One bit part truly captured my heart and that was Abel Ferrara as Mishkin. Ferrara is mainly a director and if you’re a fan of 1980s exploitation movies or movies about pre-Giuliani New York City you will be familiar with landmark Ferrara titles like ‘video nasty’ The Driller Killer (1979), Zoë Lund-starring rape-revenge flick Ms .45 (1981), noirish vice thriller Fear City (1984), Christopher Walken crime drama King of New York (1990), and his masterpiece Bad Lieutenant (1992).
He has a dozen or so acting credits to his name, often in his own movies, and previously worked with Josh Safdie and his brother Benny in 2009’s Daddy Longlegs, and his turn in Marty Supreme is enigmatic and menacing. He’s obviously not a good guy but I wanted to know what kind of not-good guy he was. Between his gritty performance and the screenplay’s guardedness about his background, I’m left wishing there was a biopic about the life and times of Mishkin.
Let’s finish where we began: Timothée Chalamet’s tush. I’ve seen a few theories about the spanking scene and its narrative or thematic purpose, most detecting a critique of capitalism and its exploitative ways.
Film critics are a pretty commie lot; they think everything’s an allegory about ‘late capitalism’. (The socialist writer Deborah Orr once remarked: ‘How quaint it is that we used to call the phase of capitalism that was dominated by the supremacy of Western interests “late capitalism”. Already it is obvious that this was, so to speak, a little bit previous. Capitalism is only now getting into gear…’)

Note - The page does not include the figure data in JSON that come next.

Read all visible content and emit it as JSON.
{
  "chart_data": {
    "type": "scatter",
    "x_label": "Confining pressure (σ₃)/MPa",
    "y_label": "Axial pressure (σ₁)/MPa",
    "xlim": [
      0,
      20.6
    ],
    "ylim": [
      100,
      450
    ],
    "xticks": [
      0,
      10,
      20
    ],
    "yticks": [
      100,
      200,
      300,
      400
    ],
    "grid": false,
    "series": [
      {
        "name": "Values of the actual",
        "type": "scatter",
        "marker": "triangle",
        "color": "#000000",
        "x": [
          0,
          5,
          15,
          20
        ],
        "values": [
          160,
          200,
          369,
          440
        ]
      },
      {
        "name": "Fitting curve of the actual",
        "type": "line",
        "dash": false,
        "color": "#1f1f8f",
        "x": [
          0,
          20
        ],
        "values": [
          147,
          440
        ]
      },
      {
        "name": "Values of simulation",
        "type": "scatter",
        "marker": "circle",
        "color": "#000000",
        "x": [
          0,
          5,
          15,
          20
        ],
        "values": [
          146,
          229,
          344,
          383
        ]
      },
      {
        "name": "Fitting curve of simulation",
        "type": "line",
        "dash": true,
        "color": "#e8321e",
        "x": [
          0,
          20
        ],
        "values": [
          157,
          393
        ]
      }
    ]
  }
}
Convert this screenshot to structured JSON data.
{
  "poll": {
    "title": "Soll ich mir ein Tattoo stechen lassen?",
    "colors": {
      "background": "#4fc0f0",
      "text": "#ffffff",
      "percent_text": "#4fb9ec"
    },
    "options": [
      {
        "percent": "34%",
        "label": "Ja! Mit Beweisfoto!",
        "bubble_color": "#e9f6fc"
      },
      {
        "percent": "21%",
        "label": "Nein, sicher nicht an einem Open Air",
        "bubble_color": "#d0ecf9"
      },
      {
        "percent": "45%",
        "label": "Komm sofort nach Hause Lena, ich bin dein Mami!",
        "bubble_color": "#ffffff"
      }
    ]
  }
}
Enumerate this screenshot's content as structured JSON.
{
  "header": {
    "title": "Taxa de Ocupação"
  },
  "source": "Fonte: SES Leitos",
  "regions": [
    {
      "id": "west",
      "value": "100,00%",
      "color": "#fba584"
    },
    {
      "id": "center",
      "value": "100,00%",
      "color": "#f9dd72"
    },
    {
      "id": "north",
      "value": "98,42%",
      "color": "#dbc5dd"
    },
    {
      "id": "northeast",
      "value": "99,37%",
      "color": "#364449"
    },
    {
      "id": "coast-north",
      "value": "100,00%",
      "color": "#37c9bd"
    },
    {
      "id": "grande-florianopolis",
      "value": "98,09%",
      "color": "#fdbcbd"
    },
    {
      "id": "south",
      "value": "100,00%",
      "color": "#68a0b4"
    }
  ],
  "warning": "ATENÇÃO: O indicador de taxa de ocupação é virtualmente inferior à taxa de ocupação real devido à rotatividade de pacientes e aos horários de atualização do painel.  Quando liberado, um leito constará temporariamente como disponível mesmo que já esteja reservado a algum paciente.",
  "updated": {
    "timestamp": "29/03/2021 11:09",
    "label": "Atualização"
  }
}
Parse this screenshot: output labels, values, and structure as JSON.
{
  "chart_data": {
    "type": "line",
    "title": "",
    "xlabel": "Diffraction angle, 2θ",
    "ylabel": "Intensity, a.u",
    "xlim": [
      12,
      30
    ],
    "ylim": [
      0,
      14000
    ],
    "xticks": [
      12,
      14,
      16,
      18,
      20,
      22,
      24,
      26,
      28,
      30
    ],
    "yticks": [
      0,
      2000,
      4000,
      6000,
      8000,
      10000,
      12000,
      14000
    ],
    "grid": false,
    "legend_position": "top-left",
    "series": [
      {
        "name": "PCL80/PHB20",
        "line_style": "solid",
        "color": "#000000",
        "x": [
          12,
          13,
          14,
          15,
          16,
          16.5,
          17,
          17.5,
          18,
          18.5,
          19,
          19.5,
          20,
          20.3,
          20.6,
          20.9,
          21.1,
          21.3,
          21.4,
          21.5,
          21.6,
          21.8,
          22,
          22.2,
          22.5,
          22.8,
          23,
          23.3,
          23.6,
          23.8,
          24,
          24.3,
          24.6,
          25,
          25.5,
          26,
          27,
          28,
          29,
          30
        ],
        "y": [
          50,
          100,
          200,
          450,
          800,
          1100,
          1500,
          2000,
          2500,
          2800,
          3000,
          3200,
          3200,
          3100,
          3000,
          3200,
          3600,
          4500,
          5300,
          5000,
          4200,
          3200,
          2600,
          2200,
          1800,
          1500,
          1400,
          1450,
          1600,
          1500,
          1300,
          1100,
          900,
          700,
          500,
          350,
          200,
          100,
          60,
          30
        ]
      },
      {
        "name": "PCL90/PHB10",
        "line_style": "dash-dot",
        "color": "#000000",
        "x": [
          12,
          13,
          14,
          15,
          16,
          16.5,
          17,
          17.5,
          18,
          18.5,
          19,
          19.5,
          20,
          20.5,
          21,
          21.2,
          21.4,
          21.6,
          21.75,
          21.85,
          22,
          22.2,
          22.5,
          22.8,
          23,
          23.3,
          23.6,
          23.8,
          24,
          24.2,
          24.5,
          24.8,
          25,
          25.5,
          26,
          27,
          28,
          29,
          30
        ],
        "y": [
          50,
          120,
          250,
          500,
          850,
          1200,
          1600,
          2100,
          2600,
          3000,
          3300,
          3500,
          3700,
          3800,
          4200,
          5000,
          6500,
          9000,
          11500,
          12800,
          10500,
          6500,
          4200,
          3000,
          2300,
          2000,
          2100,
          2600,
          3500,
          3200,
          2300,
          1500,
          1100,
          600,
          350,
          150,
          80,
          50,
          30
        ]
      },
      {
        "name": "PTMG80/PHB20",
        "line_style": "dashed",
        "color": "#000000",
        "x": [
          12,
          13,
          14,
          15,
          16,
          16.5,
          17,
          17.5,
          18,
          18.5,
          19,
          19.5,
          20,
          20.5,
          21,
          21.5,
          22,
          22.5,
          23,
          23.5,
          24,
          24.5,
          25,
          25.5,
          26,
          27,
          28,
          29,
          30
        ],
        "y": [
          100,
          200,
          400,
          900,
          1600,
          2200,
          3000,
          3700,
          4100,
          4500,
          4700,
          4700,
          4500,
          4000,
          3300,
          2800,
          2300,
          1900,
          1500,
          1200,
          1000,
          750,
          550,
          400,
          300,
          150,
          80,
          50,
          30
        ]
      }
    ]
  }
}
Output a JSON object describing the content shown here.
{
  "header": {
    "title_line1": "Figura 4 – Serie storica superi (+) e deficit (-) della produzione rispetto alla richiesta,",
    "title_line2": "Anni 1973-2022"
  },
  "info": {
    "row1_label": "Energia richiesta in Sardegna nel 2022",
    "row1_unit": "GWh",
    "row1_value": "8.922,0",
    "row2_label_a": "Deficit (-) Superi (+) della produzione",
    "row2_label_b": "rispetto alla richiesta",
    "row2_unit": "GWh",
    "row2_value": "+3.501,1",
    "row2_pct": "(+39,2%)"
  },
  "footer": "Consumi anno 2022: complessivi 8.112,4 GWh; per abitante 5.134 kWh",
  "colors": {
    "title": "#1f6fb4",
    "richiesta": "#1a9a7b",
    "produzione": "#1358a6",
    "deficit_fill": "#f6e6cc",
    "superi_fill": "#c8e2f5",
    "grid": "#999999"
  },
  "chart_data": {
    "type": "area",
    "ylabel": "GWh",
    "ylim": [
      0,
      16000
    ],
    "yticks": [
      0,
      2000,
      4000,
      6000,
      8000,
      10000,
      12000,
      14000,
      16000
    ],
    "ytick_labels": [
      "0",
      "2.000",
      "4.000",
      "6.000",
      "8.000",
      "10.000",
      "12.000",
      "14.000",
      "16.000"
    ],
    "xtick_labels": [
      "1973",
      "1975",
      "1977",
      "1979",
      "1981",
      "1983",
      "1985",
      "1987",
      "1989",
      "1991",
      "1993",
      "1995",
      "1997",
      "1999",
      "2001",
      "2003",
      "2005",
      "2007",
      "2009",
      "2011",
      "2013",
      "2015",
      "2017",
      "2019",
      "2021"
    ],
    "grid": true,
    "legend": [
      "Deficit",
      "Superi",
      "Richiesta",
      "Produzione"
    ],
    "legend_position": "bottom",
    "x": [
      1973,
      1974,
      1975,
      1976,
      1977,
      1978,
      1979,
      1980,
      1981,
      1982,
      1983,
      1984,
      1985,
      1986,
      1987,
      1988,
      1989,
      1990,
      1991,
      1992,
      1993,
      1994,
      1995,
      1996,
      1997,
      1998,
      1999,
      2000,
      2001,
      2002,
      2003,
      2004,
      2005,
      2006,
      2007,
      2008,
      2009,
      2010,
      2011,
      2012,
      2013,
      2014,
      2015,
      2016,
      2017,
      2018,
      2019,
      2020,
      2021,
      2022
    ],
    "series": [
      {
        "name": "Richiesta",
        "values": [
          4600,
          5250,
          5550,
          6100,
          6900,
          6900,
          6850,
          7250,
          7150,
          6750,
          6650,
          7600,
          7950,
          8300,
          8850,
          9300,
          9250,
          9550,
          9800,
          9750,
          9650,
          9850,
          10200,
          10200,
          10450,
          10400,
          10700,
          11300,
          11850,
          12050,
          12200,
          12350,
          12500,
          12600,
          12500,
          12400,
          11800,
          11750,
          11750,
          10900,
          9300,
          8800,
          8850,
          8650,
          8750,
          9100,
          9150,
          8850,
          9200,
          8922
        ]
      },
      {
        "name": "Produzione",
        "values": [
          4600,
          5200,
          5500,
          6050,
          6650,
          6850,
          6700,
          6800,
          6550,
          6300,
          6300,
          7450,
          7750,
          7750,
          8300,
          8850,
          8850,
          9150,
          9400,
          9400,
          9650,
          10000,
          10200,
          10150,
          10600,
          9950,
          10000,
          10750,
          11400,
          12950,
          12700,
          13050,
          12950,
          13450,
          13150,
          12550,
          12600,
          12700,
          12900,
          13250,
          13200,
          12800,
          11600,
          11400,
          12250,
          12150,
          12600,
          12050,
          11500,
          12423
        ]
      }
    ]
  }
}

My theory is no great break with the Marxist reading, it’s just more specific: the paddling is about Hollywood and the creative process. Marty is a talent, a genius, and yet he must beg this soulless businessman with no talent beyond flogging pens for the air fare to travel to the Tokyo championships. He allows himself to be stripped of his dignity because the only other choice is giving up and going back to his old job as a shoe salesman.
The parallels with financing a movie are obvious, with the talent (the director) having to hand over creative control of his picture to a vulgarian with all the money in the world and not a smidgen of taste or creativity or human insight. Marty Supreme is a movie about the burden of excellence in a world that does not understand it and tends to resent it.
In cinemas now.


I saw this film also. It was brilliant and Timothy might get an oscar for his quick smart talking which ties in with the speed of table tennis. Very authentic take on early 1950's New York and with the bathtub scene maybe health and safety is no bad thing. His opposition is Leonardo di Caprio or Jessie Plemons who were also great in their movies.
I've not seen (or heard of) the film but really love your tone which reads in passionate contrast to your political sketches.
Do you know any in Holyrood who possess a similar (but well hidden) level of chutzpa we can pay attention to in the upcoming elections?